Même si, notamment en France, le scrutin a été dominé par la peur de disparaître plus que par un débat d’orientation, les socialistes ne font pas l’analyse que leurs déboires tiennent à l’écart entre leur politique et l’idée que leurs concitoyens se font de la gauche, de la défense de leurs intérêts et de l’avenir. Au PS, le temps n’est pas encore aux remises en cause. Sans doute, face à la radicalisation de la droite, escomptent-ils être un pôle de stabilité raisonnable quand il faudra prendre la relève de Macron.

Persistance dans l’échec

La social-démocratie va d’échec en échec… et persiste. Il n’y a pas d’alternative qui émerge à la conversion sociale-libérale amorcée en France sous Mitterrand et généralisée dans les années 90. Le petit parti socialiste portugais résiste, mais ne fait pas école, et Jeremy Corbyn, au Royaume-Uni, n’a pas encore remporté le scrutin qui pourrait instiller un doute dans une mécanique si sûre d’elle-même.

L’autre histoire est propre aux partis.
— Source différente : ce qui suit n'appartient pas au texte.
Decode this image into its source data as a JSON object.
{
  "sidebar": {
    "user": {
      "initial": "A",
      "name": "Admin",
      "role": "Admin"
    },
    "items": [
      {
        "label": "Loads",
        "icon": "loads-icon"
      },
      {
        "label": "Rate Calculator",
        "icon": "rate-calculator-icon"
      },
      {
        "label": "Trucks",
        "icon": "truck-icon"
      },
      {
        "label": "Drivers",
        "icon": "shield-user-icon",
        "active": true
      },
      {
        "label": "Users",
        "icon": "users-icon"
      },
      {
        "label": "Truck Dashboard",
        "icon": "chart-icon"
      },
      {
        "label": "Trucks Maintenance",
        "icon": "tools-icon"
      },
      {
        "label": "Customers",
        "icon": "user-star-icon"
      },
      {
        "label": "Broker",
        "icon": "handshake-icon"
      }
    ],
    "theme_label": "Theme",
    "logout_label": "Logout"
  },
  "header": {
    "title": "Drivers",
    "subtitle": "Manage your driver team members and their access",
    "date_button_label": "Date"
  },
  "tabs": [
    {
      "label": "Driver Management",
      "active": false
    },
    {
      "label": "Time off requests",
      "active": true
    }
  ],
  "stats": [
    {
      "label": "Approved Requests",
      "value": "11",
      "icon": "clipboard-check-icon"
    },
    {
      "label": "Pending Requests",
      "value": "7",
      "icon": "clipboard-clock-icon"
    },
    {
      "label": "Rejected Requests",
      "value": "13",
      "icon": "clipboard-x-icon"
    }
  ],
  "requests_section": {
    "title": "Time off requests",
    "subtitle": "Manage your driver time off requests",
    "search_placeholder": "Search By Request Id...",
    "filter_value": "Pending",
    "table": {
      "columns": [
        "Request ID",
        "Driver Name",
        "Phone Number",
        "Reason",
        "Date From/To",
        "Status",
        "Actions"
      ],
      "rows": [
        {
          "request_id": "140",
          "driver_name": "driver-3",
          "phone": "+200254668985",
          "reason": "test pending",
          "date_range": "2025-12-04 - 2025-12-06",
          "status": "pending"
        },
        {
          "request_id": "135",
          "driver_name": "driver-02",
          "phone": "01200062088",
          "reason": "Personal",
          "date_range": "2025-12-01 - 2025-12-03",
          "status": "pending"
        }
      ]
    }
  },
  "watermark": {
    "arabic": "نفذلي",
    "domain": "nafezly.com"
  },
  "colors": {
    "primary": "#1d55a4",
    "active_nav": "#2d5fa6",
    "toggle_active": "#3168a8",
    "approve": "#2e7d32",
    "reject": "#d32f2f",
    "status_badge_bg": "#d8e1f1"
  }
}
Le dégagisme n’y a pas bonne presse. Certes, les appareils sont construits pour conserver le pouvoir. Mais cela fonctionne aussi parce que les militants ont besoin de croire, d’être rassurés sur leurs choix et sur l’avenir de leur parti. Il y a là une banale inertie propre à l’humanité qui fait rarement la révolution – seulement quand rien d’autre n’est possible.

Quand tout est déstabilisé, la préservation des derniers repères fonctionne. C’est cette prime que vient d’empocher Olivier Faure. Cela ne mènera nulle part, mais, lui, ça lui permettra d’accrocher sa photo dans la galerie des secrétaires du parti. Bof.